Oniki Eylül’den yedi gün sonra, ondokuz Eylül Cuma günü fakültenin kaydı için de İstanbul’a beraber geldik ağamla. Aynı gün de geri döndük. Ama o bir güne hem okul kaydını, hem Taksim’e çıkıp bana köşeli siyah renkli bir çanta almayı, hem Aksaray’da şimdilerde kaldırılmış büfelerden kaşarlı tost yiyip ayran içmeyi, hem de İlim Yayma Vakfı’nın Vefa’daki yurdunu kapısından giremeden görmeyi sığdırmıştık. ‘Burada kalacaksın’ demişti ağam, kapının ziline defalarca basmamıza rağmen açılmayınca ve dönmüştük.
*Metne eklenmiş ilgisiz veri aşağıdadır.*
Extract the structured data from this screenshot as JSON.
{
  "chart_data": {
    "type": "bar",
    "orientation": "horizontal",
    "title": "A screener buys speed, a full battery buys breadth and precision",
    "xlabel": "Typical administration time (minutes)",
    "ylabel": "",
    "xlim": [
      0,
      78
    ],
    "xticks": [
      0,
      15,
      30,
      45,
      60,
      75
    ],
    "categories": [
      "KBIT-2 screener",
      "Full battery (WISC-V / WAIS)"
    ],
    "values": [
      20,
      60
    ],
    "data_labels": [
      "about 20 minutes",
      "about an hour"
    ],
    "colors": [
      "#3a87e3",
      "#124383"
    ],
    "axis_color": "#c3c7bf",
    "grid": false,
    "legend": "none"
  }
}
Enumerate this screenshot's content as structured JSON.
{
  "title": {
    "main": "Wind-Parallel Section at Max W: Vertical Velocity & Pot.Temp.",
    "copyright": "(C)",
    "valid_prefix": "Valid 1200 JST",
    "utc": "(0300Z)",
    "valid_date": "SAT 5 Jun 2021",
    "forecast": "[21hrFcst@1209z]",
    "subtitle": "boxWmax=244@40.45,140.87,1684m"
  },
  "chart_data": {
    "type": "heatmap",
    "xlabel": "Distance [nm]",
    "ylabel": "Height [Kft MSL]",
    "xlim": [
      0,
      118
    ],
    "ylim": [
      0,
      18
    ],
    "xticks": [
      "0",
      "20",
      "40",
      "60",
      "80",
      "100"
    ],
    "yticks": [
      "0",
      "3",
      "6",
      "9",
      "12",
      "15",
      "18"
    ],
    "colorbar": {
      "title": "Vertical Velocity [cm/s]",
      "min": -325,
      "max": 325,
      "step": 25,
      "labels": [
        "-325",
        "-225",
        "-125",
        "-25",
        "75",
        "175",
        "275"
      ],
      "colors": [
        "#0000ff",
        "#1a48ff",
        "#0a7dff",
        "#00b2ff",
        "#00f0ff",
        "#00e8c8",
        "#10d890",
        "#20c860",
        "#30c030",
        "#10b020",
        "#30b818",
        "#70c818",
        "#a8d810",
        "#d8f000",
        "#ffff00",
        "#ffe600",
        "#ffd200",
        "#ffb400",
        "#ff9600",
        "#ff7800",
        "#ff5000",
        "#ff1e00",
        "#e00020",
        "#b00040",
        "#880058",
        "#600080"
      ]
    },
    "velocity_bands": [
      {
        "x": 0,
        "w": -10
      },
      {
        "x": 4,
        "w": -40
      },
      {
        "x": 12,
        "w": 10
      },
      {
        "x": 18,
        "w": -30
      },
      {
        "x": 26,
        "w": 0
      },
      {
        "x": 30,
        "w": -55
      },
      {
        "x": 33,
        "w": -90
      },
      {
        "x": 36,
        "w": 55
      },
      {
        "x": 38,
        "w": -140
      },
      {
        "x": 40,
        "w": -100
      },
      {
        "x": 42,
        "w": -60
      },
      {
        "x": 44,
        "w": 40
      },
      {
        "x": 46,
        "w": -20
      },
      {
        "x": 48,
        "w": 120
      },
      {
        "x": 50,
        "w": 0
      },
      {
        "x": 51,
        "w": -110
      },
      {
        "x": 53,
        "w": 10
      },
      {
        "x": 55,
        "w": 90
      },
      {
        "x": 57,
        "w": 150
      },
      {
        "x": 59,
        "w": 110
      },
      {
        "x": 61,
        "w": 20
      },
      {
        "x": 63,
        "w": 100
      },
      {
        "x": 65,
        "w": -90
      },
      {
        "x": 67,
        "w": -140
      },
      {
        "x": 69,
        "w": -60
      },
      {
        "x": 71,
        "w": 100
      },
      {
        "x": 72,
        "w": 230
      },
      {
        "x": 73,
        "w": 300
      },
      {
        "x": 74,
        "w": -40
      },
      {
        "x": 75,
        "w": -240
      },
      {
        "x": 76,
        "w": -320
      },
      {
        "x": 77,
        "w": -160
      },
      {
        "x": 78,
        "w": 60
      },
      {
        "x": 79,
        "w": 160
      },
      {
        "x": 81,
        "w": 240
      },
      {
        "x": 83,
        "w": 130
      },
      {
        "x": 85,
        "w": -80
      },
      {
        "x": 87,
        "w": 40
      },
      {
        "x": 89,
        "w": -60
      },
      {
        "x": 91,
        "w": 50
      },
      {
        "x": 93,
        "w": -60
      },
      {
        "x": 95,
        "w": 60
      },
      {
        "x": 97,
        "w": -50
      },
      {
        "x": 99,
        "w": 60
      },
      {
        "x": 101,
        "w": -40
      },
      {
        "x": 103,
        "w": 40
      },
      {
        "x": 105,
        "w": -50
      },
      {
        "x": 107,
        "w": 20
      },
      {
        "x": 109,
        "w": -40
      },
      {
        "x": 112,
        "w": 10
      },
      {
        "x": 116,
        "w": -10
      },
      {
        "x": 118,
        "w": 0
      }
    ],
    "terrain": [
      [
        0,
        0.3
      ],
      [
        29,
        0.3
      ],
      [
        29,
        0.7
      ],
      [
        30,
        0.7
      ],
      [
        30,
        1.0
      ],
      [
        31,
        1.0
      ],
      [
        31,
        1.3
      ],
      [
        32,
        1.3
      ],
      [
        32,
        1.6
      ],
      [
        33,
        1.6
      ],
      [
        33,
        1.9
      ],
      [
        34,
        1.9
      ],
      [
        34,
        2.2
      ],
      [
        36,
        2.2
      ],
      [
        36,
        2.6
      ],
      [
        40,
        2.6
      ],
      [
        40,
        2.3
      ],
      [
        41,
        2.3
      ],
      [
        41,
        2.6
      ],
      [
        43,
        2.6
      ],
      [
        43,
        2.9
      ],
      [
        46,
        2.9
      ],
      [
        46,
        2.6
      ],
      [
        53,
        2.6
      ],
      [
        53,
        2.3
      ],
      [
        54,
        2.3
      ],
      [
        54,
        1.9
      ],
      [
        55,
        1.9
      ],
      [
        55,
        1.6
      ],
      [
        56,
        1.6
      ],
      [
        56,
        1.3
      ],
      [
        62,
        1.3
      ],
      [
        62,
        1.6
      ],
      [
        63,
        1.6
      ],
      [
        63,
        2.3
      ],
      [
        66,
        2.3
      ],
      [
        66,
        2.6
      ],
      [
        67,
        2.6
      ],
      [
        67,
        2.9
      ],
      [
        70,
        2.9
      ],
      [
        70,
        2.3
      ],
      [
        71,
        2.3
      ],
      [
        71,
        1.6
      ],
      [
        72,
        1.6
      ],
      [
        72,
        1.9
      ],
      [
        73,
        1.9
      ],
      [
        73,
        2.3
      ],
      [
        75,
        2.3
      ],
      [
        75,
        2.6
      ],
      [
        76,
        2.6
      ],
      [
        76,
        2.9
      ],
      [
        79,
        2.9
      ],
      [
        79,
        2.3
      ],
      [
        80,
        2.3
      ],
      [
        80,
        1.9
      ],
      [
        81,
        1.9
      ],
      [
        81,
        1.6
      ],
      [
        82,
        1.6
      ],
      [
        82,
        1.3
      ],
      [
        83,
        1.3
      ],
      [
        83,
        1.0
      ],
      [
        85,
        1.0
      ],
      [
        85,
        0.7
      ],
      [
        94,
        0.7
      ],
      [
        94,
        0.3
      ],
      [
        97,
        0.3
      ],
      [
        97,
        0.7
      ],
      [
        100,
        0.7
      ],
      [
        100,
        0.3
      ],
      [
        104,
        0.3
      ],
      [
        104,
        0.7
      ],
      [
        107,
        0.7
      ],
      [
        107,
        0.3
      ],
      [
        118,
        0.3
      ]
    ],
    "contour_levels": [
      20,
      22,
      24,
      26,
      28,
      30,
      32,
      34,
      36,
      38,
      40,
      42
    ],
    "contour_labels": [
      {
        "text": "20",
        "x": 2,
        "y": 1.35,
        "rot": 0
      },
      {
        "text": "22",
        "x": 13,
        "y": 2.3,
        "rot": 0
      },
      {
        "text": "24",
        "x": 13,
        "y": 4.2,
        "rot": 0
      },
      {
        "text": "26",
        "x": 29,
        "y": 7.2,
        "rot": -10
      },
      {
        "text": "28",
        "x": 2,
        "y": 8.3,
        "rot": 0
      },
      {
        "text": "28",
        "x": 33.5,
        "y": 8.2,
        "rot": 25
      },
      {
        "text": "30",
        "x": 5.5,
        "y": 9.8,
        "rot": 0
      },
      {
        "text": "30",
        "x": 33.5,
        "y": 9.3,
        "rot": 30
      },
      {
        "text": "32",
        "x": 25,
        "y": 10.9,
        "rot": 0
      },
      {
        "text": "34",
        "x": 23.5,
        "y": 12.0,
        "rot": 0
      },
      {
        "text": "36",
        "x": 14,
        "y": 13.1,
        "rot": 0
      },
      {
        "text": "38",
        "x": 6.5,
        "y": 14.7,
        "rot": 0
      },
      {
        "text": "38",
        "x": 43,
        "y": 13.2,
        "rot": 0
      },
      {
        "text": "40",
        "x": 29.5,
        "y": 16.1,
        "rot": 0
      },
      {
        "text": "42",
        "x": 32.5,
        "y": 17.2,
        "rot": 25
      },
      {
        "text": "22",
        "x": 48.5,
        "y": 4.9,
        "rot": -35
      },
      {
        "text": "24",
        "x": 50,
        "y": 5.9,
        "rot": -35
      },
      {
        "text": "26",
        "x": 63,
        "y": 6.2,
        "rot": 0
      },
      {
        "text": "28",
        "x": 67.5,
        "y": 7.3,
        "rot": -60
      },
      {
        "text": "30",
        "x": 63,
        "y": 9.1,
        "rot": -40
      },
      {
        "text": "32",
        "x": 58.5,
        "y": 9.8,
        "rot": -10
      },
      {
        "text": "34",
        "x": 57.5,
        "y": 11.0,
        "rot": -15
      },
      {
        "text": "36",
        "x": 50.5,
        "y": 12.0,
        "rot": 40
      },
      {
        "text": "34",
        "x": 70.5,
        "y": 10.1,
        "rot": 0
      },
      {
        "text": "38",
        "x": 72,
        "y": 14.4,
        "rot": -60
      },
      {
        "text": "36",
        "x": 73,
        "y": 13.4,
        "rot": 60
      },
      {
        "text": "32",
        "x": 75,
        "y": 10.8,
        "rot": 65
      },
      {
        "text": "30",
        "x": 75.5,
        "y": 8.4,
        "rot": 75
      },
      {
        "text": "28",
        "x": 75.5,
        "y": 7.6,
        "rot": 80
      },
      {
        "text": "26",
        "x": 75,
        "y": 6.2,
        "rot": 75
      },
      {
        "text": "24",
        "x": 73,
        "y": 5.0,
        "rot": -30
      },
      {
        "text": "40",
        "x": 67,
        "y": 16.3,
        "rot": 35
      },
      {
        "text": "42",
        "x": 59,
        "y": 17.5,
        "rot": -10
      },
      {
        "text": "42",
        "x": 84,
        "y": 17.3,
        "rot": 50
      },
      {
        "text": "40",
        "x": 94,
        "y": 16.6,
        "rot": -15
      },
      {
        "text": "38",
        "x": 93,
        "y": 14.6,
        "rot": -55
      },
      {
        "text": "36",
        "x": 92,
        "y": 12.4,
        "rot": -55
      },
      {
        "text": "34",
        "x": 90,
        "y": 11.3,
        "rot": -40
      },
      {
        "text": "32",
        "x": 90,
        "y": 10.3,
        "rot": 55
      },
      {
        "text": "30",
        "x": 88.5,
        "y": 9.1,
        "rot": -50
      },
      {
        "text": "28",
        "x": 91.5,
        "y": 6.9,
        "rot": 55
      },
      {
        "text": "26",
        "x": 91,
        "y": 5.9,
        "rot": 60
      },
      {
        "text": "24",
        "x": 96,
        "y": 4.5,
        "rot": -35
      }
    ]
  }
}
Ben de fakültenin açılışı öncesi İstanbul’a geldiğimde doğrulayıp gittim yurda. Bu sefer kapı açıktı ama müdür yardımcısı Sabahattin amca ‘kayıtlar henüz açılmadı, seni şimdi alamayız’ deyince dünyam yıkılmıştı. Neyse ki Metin Erkaya abi, daha önce hiç görmediği beni, camın önünde pısmış kedi psikolojisinde ve yarı ağlama hallerinde beklerken adımla hitap ederek, sorumlusu olduğu yurt revirine götürmüş, üstüne bir de altın renkli tulum peyniri, simit ve çaydan müteşekkil kahvaltı ikram ederek, yurt açılıncaya kadar misafir kalacağım, fakülte arkadaşlarının Topkapı Suriçi’ndeki Arpaemini yokuşundaki Misafirler Apartmanına göndermişti.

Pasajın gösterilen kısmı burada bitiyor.